Rezension

Interessant gemachter Krimi

Der Hochsitz -

Der Hochsitz
von Max Annas

Bewertet mit 4 Sternen

REZENSION – Mit seinem neuen Roman „Der Hochsitz“, im Juli beim Rowohlt Verlag erschienen, wagt sich der für seine Kriminalromane bereits fünf Mal mit dem Deutschen Krimipreis ausgezeichnete Schriftsteller Max Annas (58) in die entlegensten Niederungen westdeutscher Provinz gegen Ende der Siebziger Jahre und widerlegt mit seiner facettenreichen Geschichte die gängige Meinung, auf dem Land sei die Welt noch in Ordnung. Doch dieser Schein trügt: In einem kleinen Eifel-Dorf an der Grenze zu Luxemburg werden Banken ausgeraubt, Drogen geschmuggelt, zwei RAF-Terroristinnen verbergen sich im Wald, ein Deutsch-Amerikaner bietet Bauern für ihre Höfe überhöhte Summen und dann gibt es sogar noch einen Mord. Der Dorfpolizist fühlt sich von Amts wegen nicht zuständig, den Kriminalbeamten aus der Stadt fehlt der nötige Durchblick.
Zum Glück sind gerade Osterferien.
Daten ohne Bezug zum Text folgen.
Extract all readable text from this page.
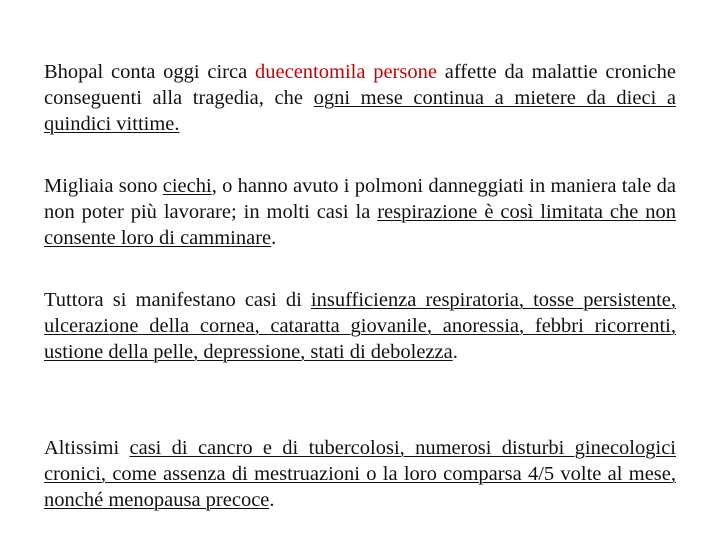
Bhopal conta oggi circa duecentomila persone affette da malattie croniche conseguenti alla tragedia, che ogni mese continua a mietere da dieci a quindici vittime.

Migliaia sono ciechi, o hanno avuto i polmoni danneggiati in maniera tale da non poter più lavorare; in molti casi la respirazione è così limitata che non consente loro di camminare.

Tuttora si manifestano casi di insufficienza respiratoria, tosse persistente, ulcerazione della cornea, cataratta giovanile, anoressia, febbri ricorrenti, ustione della pelle, depressione, stati di debolezza.

Altissimi casi di cancro e di tubercolosi, numerosi disturbi ginecologici cronici, come assenza di mestruazioni o la loro comparsa 4/5 volte al mese, nonché menopausa precoce.
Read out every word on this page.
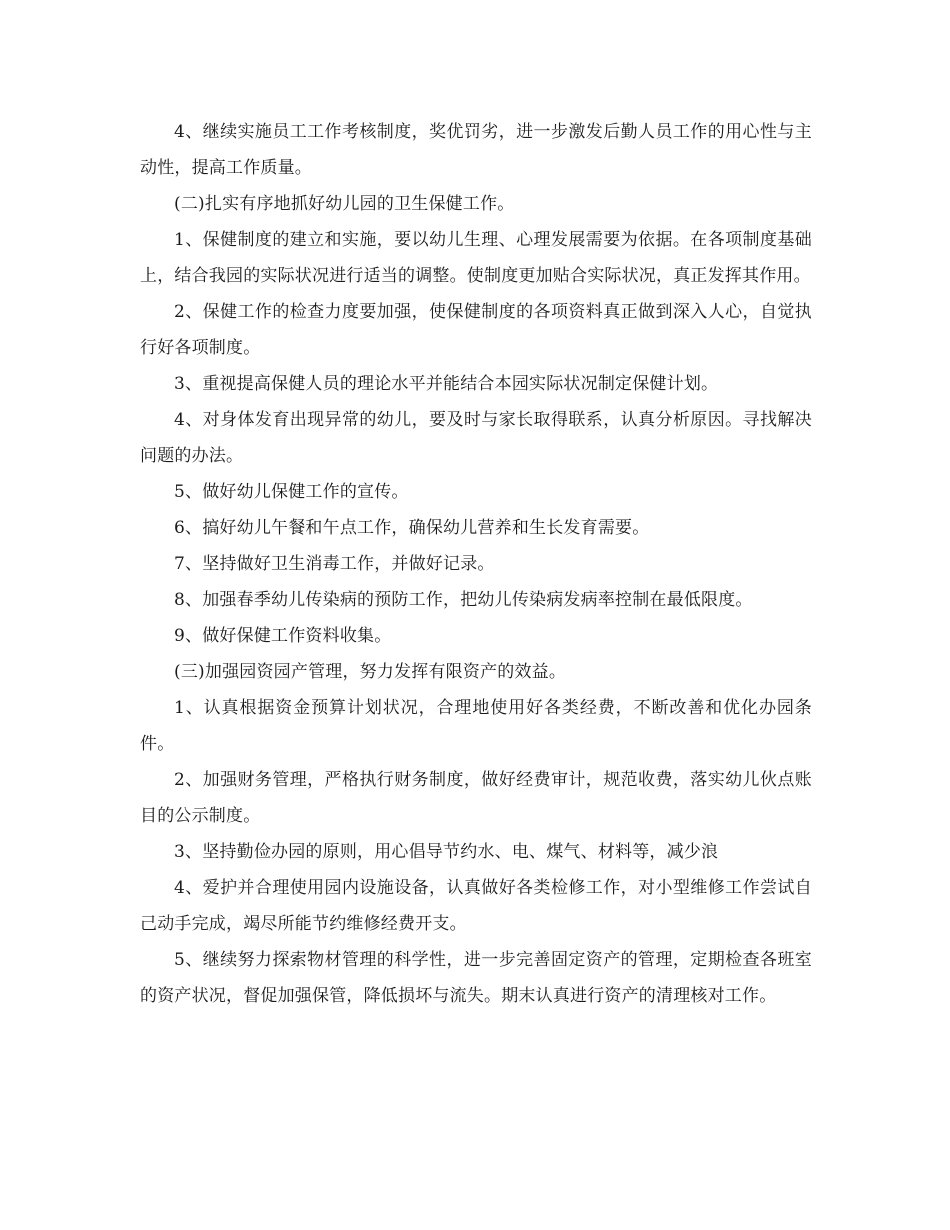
4、继续实施员工工作考核制度，奖优罚劣，进一步激发后勤人员工作的用心性与主动性，提高工作质量。

(二)扎实有序地抓好幼儿园的卫生保健工作。

1、保健制度的建立和实施，要以幼儿生理、心理发展需要为依据。在各项制度基础上，结合我园的实际状况进行适当的调整。使制度更加贴合实际状况，真正发挥其作用。

2、保健工作的检查力度要加强，使保健制度的各项资料真正做到深入人心，自觉执行好各项制度。

3、重视提高保健人员的理论水平并能结合本园实际状况制定保健计划。

4、对身体发育出现异常的幼儿，要及时与家长取得联系，认真分析原因。寻找解决问题的办法。

5、做好幼儿保健工作的宣传。

6、搞好幼儿午餐和午点工作，确保幼儿营养和生长发育需要。

7、坚持做好卫生消毒工作，并做好记录。

8、加强春季幼儿传染病的预防工作，把幼儿传染病发病率控制在最低限度。

9、做好保健工作资料收集。

(三)加强园资园产管理，努力发挥有限资产的效益。

1、认真根据资金预算计划状况，合理地使用好各类经费，不断改善和优化办园条件。

2、加强财务管理，严格执行财务制度，做好经费审计，规范收费，落实幼儿伙点账目的公示制度。

3、坚持勤俭办园的原则，用心倡导节约水、电、煤气、材料等，减少浪

4、爱护并合理使用园内设施设备，认真做好各类检修工作，对小型维修工作尝试自己动手完成，竭尽所能节约维修经费开支。

5、继续努力探索物材管理的科学性，进一步完善固定资产的管理，定期检查各班室的资产状况，督促加强保管，降低损坏与流失。期末认真进行资产的清理核对工作。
So haben die Schülerinnen Sanni und Ulrike viel Zeit, sich neben ihrer Jagd nach Fußballer-Klebebildern fürs selbstgebastelte Sammelalbum – die WM '78 in Argentinien steht bevor – auch noch den Mörder zu jagen. „Wir sind elf Jahre alt. Aber wir sind nicht blöd. Würden sie [die Erwachsenen] uns ernster nehmen, wenn wir Jungs wären? Vielleicht. Wahrscheinlich. Ganz sicher eigentlich.“ Sanni ist die Forschere von beiden und Erzählerin, braucht aber die Besonnene: „Ulrike ist schlau. Sonst wäre sie auch nicht meine beste Freundin.“
Von den Erwachsenen unverstanden, ziehen sie sich in ihre eigene Welt zurück: „Wenn man sich ernsthaft unterhalten will, muss man einen Ort haben, an dem das überhaupt möglich ist. [….] Zum Glück haben wir den Hochsitz. [….] Wir stehen lange auf der Plattform und gucken auf unser Dorf. Einfach so.“ Sanni und Ulrike beobachten im Dorf viel, auch wenn sie nicht alles verstehen. Aber dass der einzige Langhaarige nicht der Bankräuber sein kann, das wissen sie genau, denn ihn haben sie zum Tatzeitpunkt mit einer Blondine im Heuschober beobachtet. Doch den Mörder des Motorradfahrers vom Petershof wollen sie finden. So machen sie sich beim Austragen des Anzeigenblattes bei Abwesenheit der Hausbewohner auf detektivische Suche nach dem schwarzen Anzug, dem Umhang und Schlapphut und vor allem dem Drillingsgewehr des Täters.
Aus Andeutungen bastelt Max Annas ein schillerndes Kaleidoskop des Jahres 1978: Es ist die Zeit des RAF-Terrors, der im Krimi durch zwei junge Frauen in die Provinz vordringt. Wir erfahren von dunklen Machenschaften in der NS-Vergangenheit, die erst jetzt ihren Rächer finden. Schließlich erfahren wir, dass mit dem Drogenschmuggel die organisierte Kriminalität auch in diesem beschaulichen Winkel Westdeutschlands bereits Fuß gefasst hat. Doch all dies verstehen Sanni und Ulrike nicht und sie interessieren sich nicht dafür. Sie schneiden lieber ein paar Fotos aus einem Fahndungsplakat aus und kleben das Porträt des gesuchten Christian Klar neben Rainer Bonhof ins Sammelalbum, weil ihnen noch Bilder deutscher Fußballer fehlen.
„Der Hochsitz“ ist ein ungewöhnlicher, in seinem Aufbau gewöhnungsbedürftiger, aber gerade deshalb interessant gemachter Krimi: Mehrere Handlungsstränge laufen nebeneinander, kreuzen sich gelegentlich. Es scheint anfangs an durchgängiger Handlung zu fehlen. Momentaufnahmen wirken zusammenhanglos. Beobachtungen der beiden Mädchen, von ihnen selbst oft nicht verstanden, kommen hinzu. Was nur scheinbar wie ein „Hanni&Nanni“-Roman für Erwachsene beginnt, entlarvt kaleidoskopartig die bundesdeutsche Provinz und ihre Bewohner als nicht so harmlos, wie man glauben mag.